Por favor, por favor, que no se lleven a la leona y al león, por favor que no llegue la revolución que yo soy feliz pasando todas las mañanas antes de ir al cole, siempre llegando tarde, pero ahora con justa causa: quedarme fascinada mirándolos a través del vidrio, aunque no muy cerca, por seguridad (las palabras de mi tía Haydée habían hecho mella en mi imaginación).
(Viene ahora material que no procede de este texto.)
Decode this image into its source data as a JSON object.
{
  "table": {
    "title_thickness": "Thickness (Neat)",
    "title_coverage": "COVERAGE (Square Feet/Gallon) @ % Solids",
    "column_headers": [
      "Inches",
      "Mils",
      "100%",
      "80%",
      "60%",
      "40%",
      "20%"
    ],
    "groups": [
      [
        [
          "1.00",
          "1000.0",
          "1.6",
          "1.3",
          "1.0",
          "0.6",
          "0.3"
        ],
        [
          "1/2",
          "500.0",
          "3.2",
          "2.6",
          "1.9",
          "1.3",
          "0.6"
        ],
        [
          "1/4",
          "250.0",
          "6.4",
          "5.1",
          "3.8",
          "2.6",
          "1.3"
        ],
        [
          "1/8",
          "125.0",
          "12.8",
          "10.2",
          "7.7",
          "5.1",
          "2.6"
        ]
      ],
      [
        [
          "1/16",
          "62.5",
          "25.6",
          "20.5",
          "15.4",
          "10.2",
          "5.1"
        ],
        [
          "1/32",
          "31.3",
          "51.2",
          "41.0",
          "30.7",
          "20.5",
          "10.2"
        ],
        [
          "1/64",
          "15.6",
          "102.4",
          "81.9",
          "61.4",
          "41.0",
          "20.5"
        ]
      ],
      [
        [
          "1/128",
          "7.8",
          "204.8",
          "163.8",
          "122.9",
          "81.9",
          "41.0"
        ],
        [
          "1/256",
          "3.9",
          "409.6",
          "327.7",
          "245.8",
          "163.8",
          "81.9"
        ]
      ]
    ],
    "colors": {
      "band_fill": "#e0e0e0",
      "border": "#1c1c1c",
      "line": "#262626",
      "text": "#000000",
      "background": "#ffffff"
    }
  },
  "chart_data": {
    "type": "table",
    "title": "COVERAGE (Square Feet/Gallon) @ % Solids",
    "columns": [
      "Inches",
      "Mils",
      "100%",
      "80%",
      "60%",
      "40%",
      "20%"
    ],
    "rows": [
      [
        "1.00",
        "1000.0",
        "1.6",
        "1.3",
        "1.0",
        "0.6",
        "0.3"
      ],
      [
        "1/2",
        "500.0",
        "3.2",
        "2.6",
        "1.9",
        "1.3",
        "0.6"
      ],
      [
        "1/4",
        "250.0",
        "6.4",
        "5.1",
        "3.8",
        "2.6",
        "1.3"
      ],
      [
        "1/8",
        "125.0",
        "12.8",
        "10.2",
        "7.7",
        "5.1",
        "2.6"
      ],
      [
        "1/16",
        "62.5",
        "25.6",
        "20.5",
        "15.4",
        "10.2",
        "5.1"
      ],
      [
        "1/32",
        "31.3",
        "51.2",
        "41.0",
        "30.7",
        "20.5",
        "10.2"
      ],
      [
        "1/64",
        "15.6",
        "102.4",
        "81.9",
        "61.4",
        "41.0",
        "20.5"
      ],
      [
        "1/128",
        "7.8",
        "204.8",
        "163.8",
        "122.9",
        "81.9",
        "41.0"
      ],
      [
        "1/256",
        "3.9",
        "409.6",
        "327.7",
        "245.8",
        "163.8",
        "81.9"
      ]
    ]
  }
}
Mis deseos, mis súplicas -no diré plegarias porque estaban excluidas de mi vocabulario- fueron escuchadas, no sé si por algo del orden de lo celestial o por algún miembro de un comité central Rojo que decidió mantener en suspenso el avance de la posible insurrección del pueblo de San Cristóbal. Yo, muy agradecida.

No recuerdo si entré a la florería, no sé si se vendieron más flores. Tampoco me enteré de cómo llegaron allí la leona y el león, mucho menos de cómo se fueron. Canal Once partió con ellos, de a poco el barrio volvió a ser el de siempre y la tía Haydeé recuperó su potente voz, esa voz que nunca perdió del todo. La de una mujer que se tomó su tiempo para casarse y ser madre, la de una luchadora vital y sensible, que amaba Cuba, a Fidel, al Che.

Las mujeres debemos tener un cuarto propio, como bien escribió Virginia en los años 20 del siglo 20, justo dos años antes de que naciera Haydeé. Pero primero tenemos que descubrir y potenciar una voz propia para no callarla ante nada, ante nadie.